Так-то так, но ведь нет ничего труднее, чем завязать по-настоящему близкое знакомство со священником: во-первых, уже само семинарское воспитание приучает его не сосредотачиваться на личных привязанностях; во-вторых, священник, как и врач, неуловим и вечно в хлопотах. Когда их ни встретишь, один бежит с исповеди на исповедь, другой с визита на визит. И при том нельзя быть уверенным в искренности священника, когда он любезно встречает тебя: он говорит так со всеми, кто к нему обращается. Наконец, я не иду к аббату Жеврезену за помощью или опекой, потому что боюсь поставить его в неловкое положение, отнять его время. Искать с ним встречи казалось просто нескромным.

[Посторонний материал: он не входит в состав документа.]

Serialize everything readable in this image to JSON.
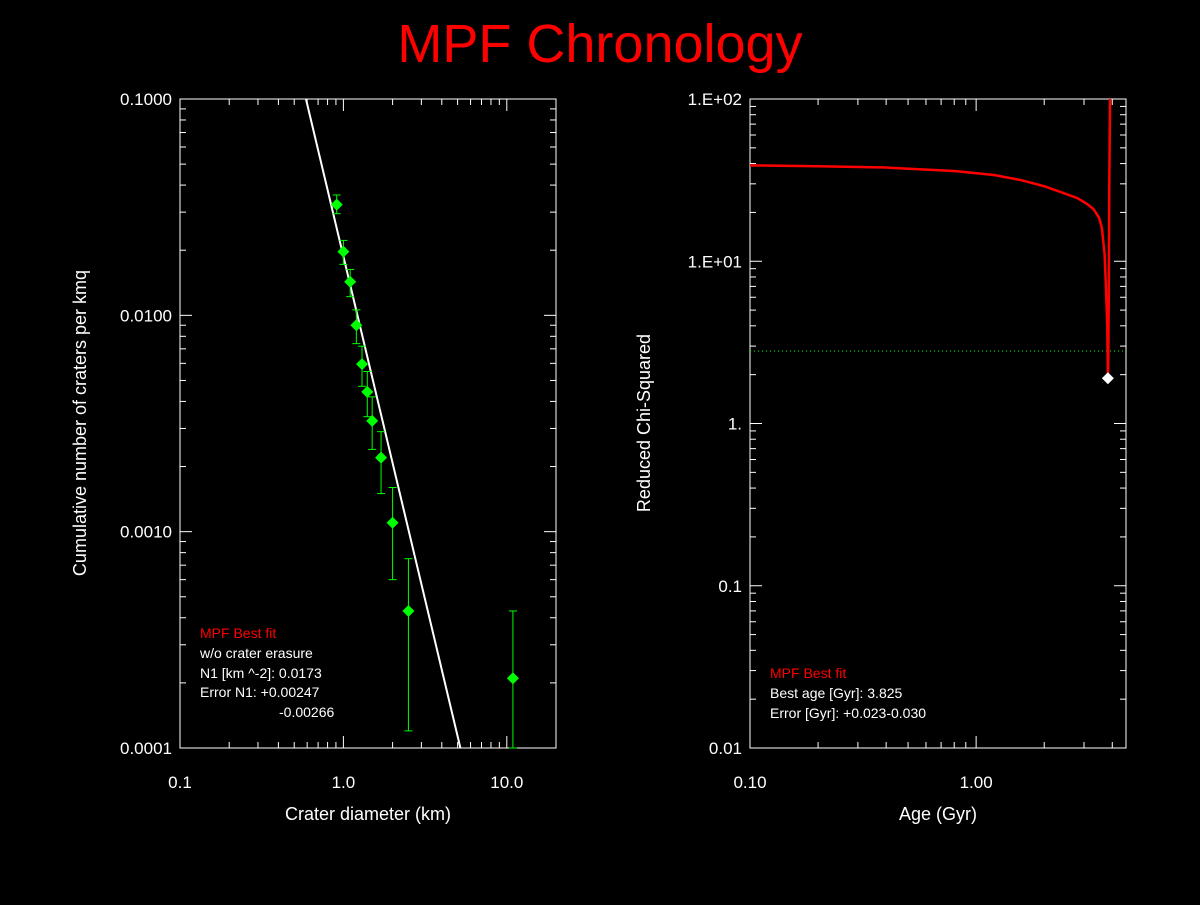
{
  "title": "MPF Chronology",
  "colors": {
    "background": "#000000",
    "title": "#ff0000",
    "axis": "#ffffff",
    "data_points": "#00ff00",
    "fit_line": "#ffffff",
    "chi_curve": "#ff0000",
    "threshold": "#00ff00",
    "best_marker": "#ffffff",
    "legend_heading": "#ff0000",
    "legend_text": "#ffffff"
  },
  "chart_data": [
    {
      "type": "scatter",
      "xlabel": "Crater diameter (km)",
      "ylabel": "Cumulative number of craters per kmq",
      "x_scale": "log",
      "y_scale": "log",
      "xlim": [
        0.1,
        20
      ],
      "ylim": [
        0.0001,
        0.1
      ],
      "x_ticks": [
        {
          "value": 0.1,
          "label": "0.1"
        },
        {
          "value": 1.0,
          "label": "1.0"
        },
        {
          "value": 10.0,
          "label": "10.0"
        }
      ],
      "y_ticks": [
        {
          "value": 0.0001,
          "label": "0.0001"
        },
        {
          "value": 0.001,
          "label": "0.0010"
        },
        {
          "value": 0.01,
          "label": "0.0100"
        },
        {
          "value": 0.1,
          "label": "0.1000"
        }
      ],
      "points": [
        {
          "x": 0.91,
          "y": 0.0325,
          "y_low": 0.0295,
          "y_high": 0.036
        },
        {
          "x": 1.0,
          "y": 0.0197,
          "y_low": 0.0172,
          "y_high": 0.0222
        },
        {
          "x": 1.1,
          "y": 0.0143,
          "y_low": 0.0122,
          "y_high": 0.0163
        },
        {
          "x": 1.2,
          "y": 0.009,
          "y_low": 0.0074,
          "y_high": 0.0106
        },
        {
          "x": 1.3,
          "y": 0.00595,
          "y_low": 0.0047,
          "y_high": 0.0072
        },
        {
          "x": 1.4,
          "y": 0.00443,
          "y_low": 0.0034,
          "y_high": 0.0055
        },
        {
          "x": 1.5,
          "y": 0.00325,
          "y_low": 0.0024,
          "y_high": 0.0042
        },
        {
          "x": 1.7,
          "y": 0.0022,
          "y_low": 0.0015,
          "y_high": 0.0029
        },
        {
          "x": 2.0,
          "y": 0.0011,
          "y_low": 0.0006,
          "y_high": 0.0016
        },
        {
          "x": 2.5,
          "y": 0.00043,
          "y_low": 0.00012,
          "y_high": 0.00075
        },
        {
          "x": 10.9,
          "y": 0.00021,
          "y_low": 0.0001,
          "y_high": 0.00043
        }
      ],
      "fit_line": [
        {
          "x": 0.59,
          "y": 0.1
        },
        {
          "x": 5.2,
          "y": 0.0001
        }
      ],
      "legend_heading": "MPF Best fit",
      "legend_lines": [
        "w/o crater erasure",
        "N1 [km ^-2]: 0.0173",
        "Error N1: +0.00247",
        "-0.00266"
      ]
    },
    {
      "type": "line",
      "xlabel": "Age (Gyr)",
      "ylabel": "Reduced Chi-Squared",
      "x_scale": "log",
      "y_scale": "log",
      "xlim": [
        0.1,
        4.6
      ],
      "ylim": [
        0.01,
        100
      ],
      "x_ticks": [
        {
          "value": 0.1,
          "label": "0.10"
        },
        {
          "value": 1.0,
          "label": "1.00"
        }
      ],
      "y_ticks": [
        {
          "value": 0.01,
          "label": "0.01"
        },
        {
          "value": 0.1,
          "label": "0.1"
        },
        {
          "value": 1,
          "label": "1."
        },
        {
          "value": 10,
          "label": "1.E+01"
        },
        {
          "value": 100,
          "label": "1.E+02"
        }
      ],
      "series": [
        {
          "x": [
            0.1,
            0.2,
            0.4,
            0.8,
            1.2,
            1.6,
            2.0,
            2.4,
            2.8,
            3.1,
            3.3,
            3.5,
            3.6,
            3.7,
            3.75,
            3.8,
            3.815,
            3.825,
            3.84,
            3.86,
            3.88,
            3.91
          ],
          "y": [
            39,
            38.5,
            37.8,
            36,
            34,
            31.5,
            29,
            26.5,
            24.5,
            22.5,
            21,
            18.5,
            16,
            11,
            7,
            4,
            2.7,
            1.9,
            2.5,
            6,
            30,
            100
          ]
        }
      ],
      "threshold_y": 2.8,
      "best_fit": {
        "x": 3.825,
        "y": 1.9
      },
      "legend_heading": "MPF Best fit",
      "legend_lines": [
        "Best age [Gyr]: 3.825",
        "Error [Gyr]: +0.023-0.030"
      ]
    }
  ]
}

Теперь мне это досадно. Постой, а если ему написать или зайти как-нибудь поутру; но что я ему скажу? Ведь чтобы докучать просьбами, надо хотя бы знать, о чем просишь. Если я приду просто поплакаться, он ответит, что надо пойти причаститься, а я что на это? Нет, нужно так: встретить его как бы ненароком — на набережных, где иногда он роется в старых книгах, или у Токана. Тогда я смогу более непринужденно — менее официально, так сказать, — поделиться с ним моими колебаниями и сетованиями.

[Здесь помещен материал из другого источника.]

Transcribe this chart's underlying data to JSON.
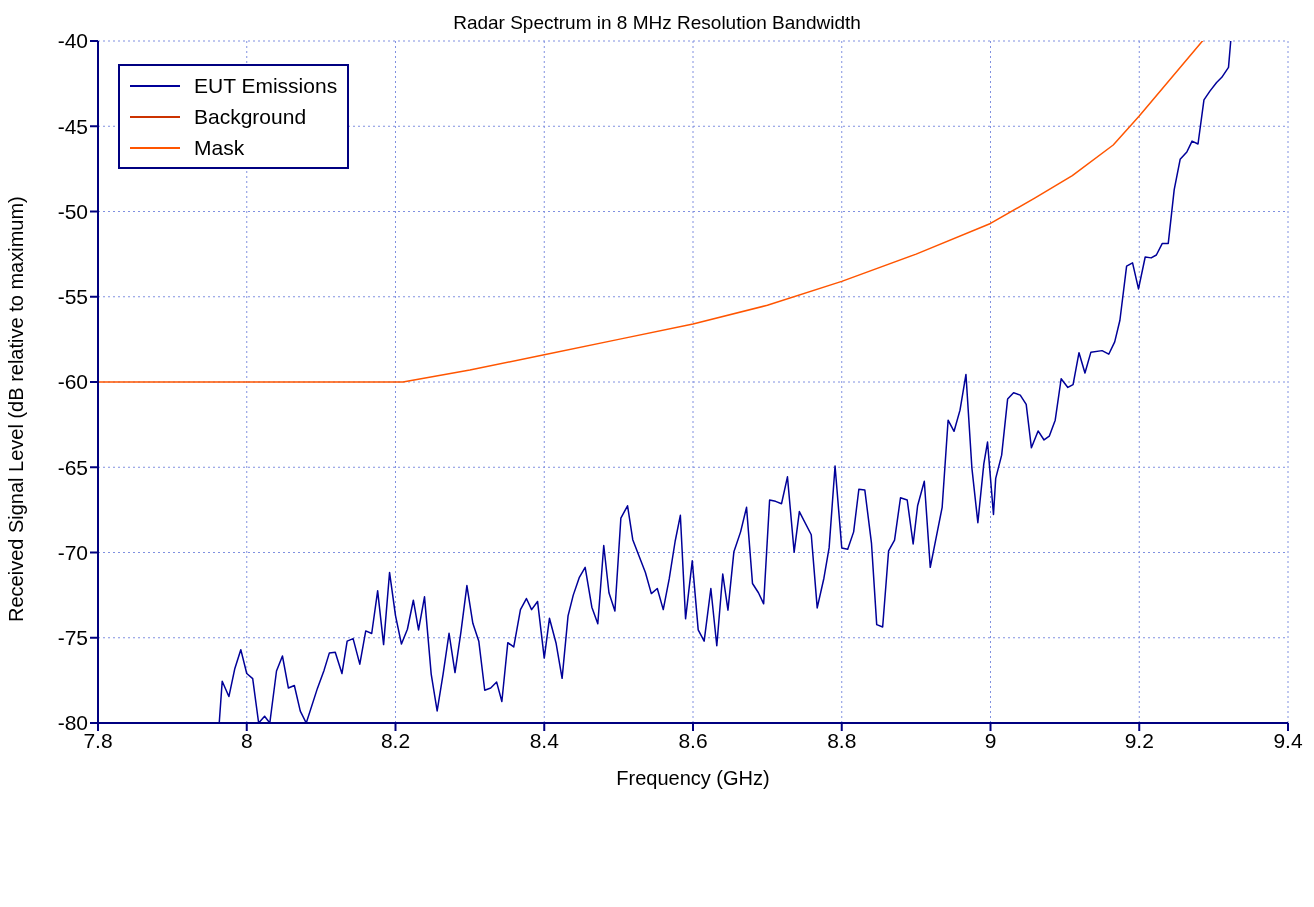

Дюрталь принялся гулять по набережным, но ни разу не повстречал аббата. Зашел он и в книжную лавку будто бы полистать книги, но, едва услыхав фамилию Жеврезена, Токан замахал руками: нет-нет, он ничего о нем не знает, тот уже два месяца не заходил!
«Нечего больше вилять, подумал Дюрталь, придется побеспокоить его дома; но ведь он спросит, почему я так долго не заходил, а теперь пришел? Мне и так всегда неловко бывать у людей, с которыми давно не встречался, а тут еще такая неприятная мысль, что аббат сразу же заподозрит в моем приходе корыстную цель. Нет, оно и вправду неудобно; надо бы иметь благовидный предлог: скажем, это самое житие Лидвиньг, которым он интересовался; можно было бы его о чем-нибудь расспросить. Да, но о чем? Я давным-давно ею не занимался; надо хотя бы перечитать ее голландские жизнеописания… Собственно, проще и достойней вести дело прямо; так и сказать ему: я пришел потому-то и потому-то; хочу спросить у вас совета, которому сам еще не решил следовать, но мне так нужно просто поговорить, облегчить душу, и я вас очень прошу о милости потратить на меня часок…
А он, конечно, от всего сердца согласится.
Так что же, решено? Завтра? — подумал он, и тут его передернуло. Это ведь не срочно, всегда успеется, надо бы еще подумать… Ах, что же я! Ведь Рождество на носу; будет совсем неприлично в это время беспокоить священника: он же должен исповедовать своих духовных чад, в это время многие причащаются. Пусть его страда пройдет, а там видно будет».
Сначала ему очень понравилась эта надуманная отговорка, но после пришлось признаться себе, что она не особенно хороша: ведь этот священник не служил ни в каком приходе и никто не сказал, что он будет так занят исповедями.
Скорее всего, совсем не будет; но Дюрталь постарался убедить себя, что это все же не исключено. В конце концов, он устал от споров с самим собой и остановился на середине. На всякий случай, он пойдет к аббату после Рождества, но не позже даты, которую сам себе назначит. Он взял записную книжку и, поклявшись сдержать слово, пометил четвертый день после праздника.
IV
Ох уж эта полуночная рождественская месса! Не в добрый час пришло ему в голову сходить на нее. Он пошел в Сен-Северен и увидел: на месте капеллы стоят какие-то институтки и вяжут на спицах тоненьких голосков изношенную пряжу напева. Бросившись в Сен-Сюльпис, Дюрталь застал там толпу народа, бродившую по храму и болтавшую, словно на свежем воздухе; он выслушал марши для духового оркестра, вальсики для кафешантана, арии для праздника с фейерверком и в ужасе вышел вон.
В Сен-Жермен-де-Пре{24} Дюрталь решил вообще не заходить: эту церковь он терпеть не мог. Мало того, что ее тяжелый, кое-как залатанный свод уже навевает тоску — там еще клир какой-то особо уродливый, так что становится не по себе, и хор поистине гадкий. Какая-то сплошная тошниловка: детские голоса харкают кисло-сладким соусом, а старые певчие словно разогревают в духовке своего горла хлебную тюрю, и получается одна каша вместо звуков.
В церковь Фомы Аквинского{25} его тоже не потянуло: там веселенькая музыка и певчие лают. Оставалась базилика Святой Клотильды{26}: там хор поет хотя бы стоя и не потерял всякий стыд, как у Святого Фомы. Он зашел туда, но и там наткнулся на бал с разудалыми песенками, на музыкальный шабаш.